Sorotan dalam Kode Etik AJI
Ruh dari pers adalah verifikasi fakta yang rajin dan menyeluruh. Setiap informasi yang diterima harus diuji kebenarannya secara objektif. Memunculkan rasa skeptis sangat diperlukan, terutama jika informasi berupa rumor atau diawali dengan “katanya”. Info tersebut harus diverifikasi secara berlapis, mulai dari narasumber, dokumen, dan data. Mereka yang mampu melalui proses verifikasi ini dengan baik baru bisa layak disebut sebagai jurnalis.
Sekaitan dengan hal di atas, kerja jurnalis yang penuh tantangan ini dijaga oleh kode etik jurnalistik. Kode etik berfungsi sebagai pedoman untuk menjaga profesionalisme dan memastikan jurnalis memegang teguh nilai-nilai yang benar. Selain itu, kode etik juga berperan sebagai indikator dalam menilai kinerja seorang jurnalis.
Baca Juga: RUU Penyiaran: Merdeka untuk Siapa?

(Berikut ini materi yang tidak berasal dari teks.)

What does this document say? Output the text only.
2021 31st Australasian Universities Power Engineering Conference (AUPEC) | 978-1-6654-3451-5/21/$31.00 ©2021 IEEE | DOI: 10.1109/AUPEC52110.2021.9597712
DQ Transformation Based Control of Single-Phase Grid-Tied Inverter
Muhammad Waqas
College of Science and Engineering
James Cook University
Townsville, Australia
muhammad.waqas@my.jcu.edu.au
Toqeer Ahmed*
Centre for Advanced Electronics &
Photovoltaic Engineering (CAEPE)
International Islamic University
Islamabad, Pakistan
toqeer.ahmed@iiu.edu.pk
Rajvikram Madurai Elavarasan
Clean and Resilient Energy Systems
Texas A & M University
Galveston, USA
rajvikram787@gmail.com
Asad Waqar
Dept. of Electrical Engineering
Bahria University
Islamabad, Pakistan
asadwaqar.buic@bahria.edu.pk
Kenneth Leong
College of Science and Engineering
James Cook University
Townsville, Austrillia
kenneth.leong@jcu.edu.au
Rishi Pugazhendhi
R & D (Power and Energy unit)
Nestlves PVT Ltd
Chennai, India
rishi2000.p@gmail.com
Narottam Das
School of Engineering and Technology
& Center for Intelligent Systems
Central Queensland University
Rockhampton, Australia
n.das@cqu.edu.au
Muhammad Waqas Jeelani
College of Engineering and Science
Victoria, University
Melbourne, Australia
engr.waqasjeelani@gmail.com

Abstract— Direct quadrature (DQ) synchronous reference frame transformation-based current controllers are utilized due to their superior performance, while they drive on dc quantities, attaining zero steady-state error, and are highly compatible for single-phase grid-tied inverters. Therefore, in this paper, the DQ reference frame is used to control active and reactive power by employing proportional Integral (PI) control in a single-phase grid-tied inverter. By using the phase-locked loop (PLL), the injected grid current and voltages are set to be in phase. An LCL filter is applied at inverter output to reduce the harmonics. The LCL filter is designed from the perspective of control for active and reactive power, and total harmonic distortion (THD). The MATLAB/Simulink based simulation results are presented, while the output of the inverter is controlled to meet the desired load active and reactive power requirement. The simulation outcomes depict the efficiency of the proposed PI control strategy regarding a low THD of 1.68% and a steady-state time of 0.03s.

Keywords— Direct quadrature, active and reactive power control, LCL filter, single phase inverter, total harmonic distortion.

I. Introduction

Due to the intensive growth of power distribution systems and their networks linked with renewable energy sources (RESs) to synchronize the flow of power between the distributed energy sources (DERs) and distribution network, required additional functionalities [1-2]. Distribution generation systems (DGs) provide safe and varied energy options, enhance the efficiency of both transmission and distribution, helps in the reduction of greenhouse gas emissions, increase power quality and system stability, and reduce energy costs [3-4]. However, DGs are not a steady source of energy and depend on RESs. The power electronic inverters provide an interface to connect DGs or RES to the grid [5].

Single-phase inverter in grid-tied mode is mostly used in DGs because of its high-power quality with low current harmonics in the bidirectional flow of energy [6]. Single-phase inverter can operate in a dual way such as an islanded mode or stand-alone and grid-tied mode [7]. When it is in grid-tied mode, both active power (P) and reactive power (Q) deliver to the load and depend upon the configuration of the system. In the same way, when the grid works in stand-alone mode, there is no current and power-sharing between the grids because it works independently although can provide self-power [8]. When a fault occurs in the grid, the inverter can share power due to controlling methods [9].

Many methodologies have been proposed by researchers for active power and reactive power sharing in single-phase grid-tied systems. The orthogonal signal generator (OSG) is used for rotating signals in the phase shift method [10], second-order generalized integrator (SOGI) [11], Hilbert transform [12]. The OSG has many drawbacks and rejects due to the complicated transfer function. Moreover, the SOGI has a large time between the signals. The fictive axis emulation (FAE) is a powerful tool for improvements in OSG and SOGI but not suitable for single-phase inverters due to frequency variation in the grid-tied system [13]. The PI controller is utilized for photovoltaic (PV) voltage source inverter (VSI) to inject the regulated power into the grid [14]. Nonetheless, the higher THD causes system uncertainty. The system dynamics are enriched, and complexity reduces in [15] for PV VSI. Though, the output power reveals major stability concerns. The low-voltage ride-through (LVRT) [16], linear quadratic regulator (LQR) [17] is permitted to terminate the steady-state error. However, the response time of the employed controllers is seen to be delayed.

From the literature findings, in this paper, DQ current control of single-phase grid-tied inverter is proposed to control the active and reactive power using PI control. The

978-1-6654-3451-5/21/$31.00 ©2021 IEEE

Terdapat berbagai organisasi jurnalis di bawah naungan Dewan Pers cukup banyak di Indonesia, seperti Aliansi Jurnalis Independen (AJI), Pewarta Foto Indonesia, Persatuan Wartawan Indonesia, dll. Tiap organisasi pasti memiliki nilai yang dipegang dan hal demikian memberikan adanya sebuah perbedaan, terutama dalam menyepakati kode etik. Kali ini saya akan membahas perihal kode etik yang disepakati oleh Aliansi Jurnalis Independen (AJI) pada Kongres XII 2024.
AJI memberikan 20 poin kode etik yang ditentukan berlandaskan kemerdekaan pers dan hak publik atas informasi adalah Hak Asasi Manusia. Secara umum, pedoman tersebut memiliki motif agar jurnalis dapat menjadi individu yang independen dalam menyampaikan informasi kepada publik.
Dalam acara Pengajian AJI Bandung #1: Kode Etik yang diadakan secara virtual pada Jumat (18/10), Tri Joko Her Riadi, Ketua AJI Bandung periode 2021-2024, menekankan beberapa poin penting dalam kode etik tersebut:
- Menghormati hak publik
- Menguji informasi, hanya melaporkan fakta
- Memberi tempat pada mereka yang tidak mampu bersuara
- Mempertahankan prinsip-prinsip independensi
- Menolak suap, konflik kepentingan, praktik menjiplak
- Memprioritaskan keamanan narasumber
Akhirnya, kualitas kerja seorang jurnalis sangat bergantung pada hati nurani mereka. Kode etik menjadi penjamin, tetapi hati nurani yang akan membimbing praktik jurnalisme bermutu. Oleh karena itu, penting untuk memilih media yang memiliki keselarasan nilai dengan kita agar tidak terjadi pergolakan batin antara keinginan menjalankan kode etik dan tuntutan media yang bertentangan.